Quand un film mérite ses louanges : Entre les murs

images2.jpgIl est toujours délicat d’aborder un film sur lequel tout le monde s’est déjà penché, que chaque critique a encensé, qu’un jury a récompensé. Délicat parce que l’envie de se démarquer du reste des opinions pourrait pousser à raconter des idioties, à mitrailler un film sans vrai motif, délicat aussi parce qu’on en vient à se demander pourquoi aborder le sujet si tout le monde l’a déjà traité. La première réponse serait d’avouer qu’il y a un plaisir à faire partager une œuvre nécessaire et formidable.

Entre les murs, le film de Laurent Cantet adaptation libre du livre de François Bégaudeau, aura connu un de ces jolis parcours dont chaque réalisateur pourrait rêver. Il y a huit mois, personne n’aurait parié dessus, personne n’en parlait. Sélectionné in extremis pour le Festival de Cannes, projeté dans les derniers jours, après que les critiques et journalistes ont déjà entrepris d’établir leur palmarès, Entre les murs a bousculé les habitudes Cannoises. La presse parlait d’une même voix pour saluer le travail de Laurent Cantet et le Jury, à commencer par le président Sean Penn qui avait annoncé vouloir primer des films à teneur politique, était unanime sur le choix de la palme d’or. Magie de Cannes, cocorico Français qui récupérait enfin après une vingtaine d’année la petite palme d’or, la décision a lancé quelques polémiques. Avant même de voir le film, beaucoup expliquait qu’il était démagogue, de droite, de gauche, trop Français… les distributeurs n’ont pas voulu attendre la première date de sortie et ont avancé l’arrivée du film sur nos écrans. François Bégaudeau est devenu une des personnes qu’on a beaucoup croisé à la télévision, à la radio. Les médias s’accordaient pour juger le film comme excellent.

Pourtant, pour ceux qui n’avaient pas eu l’occasion de découvrir Entre les murs, un doute subsistait. Un doute salutaire provoqué par cette concorde autour du film, par un sujet (l’école dans un collège difficile) qui pouvait rebuter, qui pouvait laisser craindre un traitement façon documentaire soit plein de bons sentiments, soit très noir. Sélectionné pour partir en compétition aux Oscars, Entre les murs sortait au cinéma au même moment que Faubourg 36 (le film de Christophe Baratier, réalisateur des Choristes). On pouvait s’attendre à un duel intéressant, entre le film populaire (avec tout ce que cela contient de positif, bien que Faubourg 36 n’ait pas la même dimension que les Choristes et tombe un peu dans l’histoire trop convenue) et le film élitiste. De plus, Entre les murs dure deux heures, ce qui a priori est long notamment pour un récit qui ne sort pratiquement pas de la salle de classe. Se lancer, oser franchir les préjugés et voir le film.

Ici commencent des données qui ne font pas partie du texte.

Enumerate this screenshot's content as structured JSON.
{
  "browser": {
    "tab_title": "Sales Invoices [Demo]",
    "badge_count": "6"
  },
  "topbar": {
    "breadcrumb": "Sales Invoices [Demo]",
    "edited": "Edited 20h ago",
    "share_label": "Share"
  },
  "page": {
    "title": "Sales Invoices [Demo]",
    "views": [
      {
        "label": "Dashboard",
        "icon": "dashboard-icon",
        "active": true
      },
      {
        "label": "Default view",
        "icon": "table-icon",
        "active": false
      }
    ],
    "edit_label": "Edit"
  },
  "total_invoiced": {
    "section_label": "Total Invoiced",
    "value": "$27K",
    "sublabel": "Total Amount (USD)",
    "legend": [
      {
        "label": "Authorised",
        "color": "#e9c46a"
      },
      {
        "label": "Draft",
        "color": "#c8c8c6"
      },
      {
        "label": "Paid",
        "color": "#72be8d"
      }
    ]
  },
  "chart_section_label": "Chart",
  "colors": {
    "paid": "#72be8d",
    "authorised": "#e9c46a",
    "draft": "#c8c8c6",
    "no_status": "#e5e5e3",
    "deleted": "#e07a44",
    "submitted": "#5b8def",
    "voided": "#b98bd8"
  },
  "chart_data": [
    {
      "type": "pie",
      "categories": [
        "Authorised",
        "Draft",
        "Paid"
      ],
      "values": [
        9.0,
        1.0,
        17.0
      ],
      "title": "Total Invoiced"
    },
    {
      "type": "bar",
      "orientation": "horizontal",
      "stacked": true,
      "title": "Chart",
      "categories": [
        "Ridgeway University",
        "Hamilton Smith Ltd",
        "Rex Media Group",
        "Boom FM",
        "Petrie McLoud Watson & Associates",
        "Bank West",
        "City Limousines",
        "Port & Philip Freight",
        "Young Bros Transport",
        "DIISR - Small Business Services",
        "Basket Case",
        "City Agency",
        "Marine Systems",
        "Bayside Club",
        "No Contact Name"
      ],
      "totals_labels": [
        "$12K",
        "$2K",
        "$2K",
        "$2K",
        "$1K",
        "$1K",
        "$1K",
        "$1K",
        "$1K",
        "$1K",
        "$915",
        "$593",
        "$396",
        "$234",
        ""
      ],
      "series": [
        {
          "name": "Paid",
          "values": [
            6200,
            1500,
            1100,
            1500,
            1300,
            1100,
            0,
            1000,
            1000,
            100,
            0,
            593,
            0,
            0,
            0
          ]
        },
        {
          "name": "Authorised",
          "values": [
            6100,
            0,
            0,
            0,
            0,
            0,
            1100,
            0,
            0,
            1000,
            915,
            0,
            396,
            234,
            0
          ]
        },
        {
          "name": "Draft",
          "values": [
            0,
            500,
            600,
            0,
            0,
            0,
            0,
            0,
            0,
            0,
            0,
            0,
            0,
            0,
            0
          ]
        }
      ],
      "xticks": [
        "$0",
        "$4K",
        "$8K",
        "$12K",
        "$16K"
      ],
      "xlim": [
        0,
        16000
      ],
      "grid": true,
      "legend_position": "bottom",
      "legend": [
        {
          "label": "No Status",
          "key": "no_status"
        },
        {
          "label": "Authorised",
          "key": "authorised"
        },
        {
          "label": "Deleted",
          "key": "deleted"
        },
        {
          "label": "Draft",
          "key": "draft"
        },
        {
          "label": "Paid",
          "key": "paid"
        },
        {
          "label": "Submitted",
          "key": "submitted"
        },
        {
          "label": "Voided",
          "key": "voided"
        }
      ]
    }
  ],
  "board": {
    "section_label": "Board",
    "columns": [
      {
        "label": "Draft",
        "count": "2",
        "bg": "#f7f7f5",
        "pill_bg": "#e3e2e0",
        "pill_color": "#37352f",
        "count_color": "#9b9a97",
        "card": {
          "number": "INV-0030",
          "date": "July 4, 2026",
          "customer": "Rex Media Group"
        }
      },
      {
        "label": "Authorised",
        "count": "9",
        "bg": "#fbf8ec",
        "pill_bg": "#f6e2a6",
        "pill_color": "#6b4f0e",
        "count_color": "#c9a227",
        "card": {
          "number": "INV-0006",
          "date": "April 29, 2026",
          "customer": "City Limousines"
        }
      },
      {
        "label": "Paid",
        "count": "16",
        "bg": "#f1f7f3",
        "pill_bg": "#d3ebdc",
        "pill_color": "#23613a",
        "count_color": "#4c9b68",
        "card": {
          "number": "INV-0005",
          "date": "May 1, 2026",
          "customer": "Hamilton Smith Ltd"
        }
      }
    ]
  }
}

Dès qu’on ressort de la séance, une lourde question se pose : comment aborder le film, par quel bout en parler pour convaincre ceux qui hésiteraient encore qu’il s’agit sans aucun doute d’un des très grands films de l’année ? Laurent Cantet suit un professeur durant un an dans un collège du XXème arrondissement parisien, dans une classe difficile de quatrième aux origines multiethniques. Le spectateur suit l’évolution de ce groupe, des relations avec le professeur François (Bégaudeau).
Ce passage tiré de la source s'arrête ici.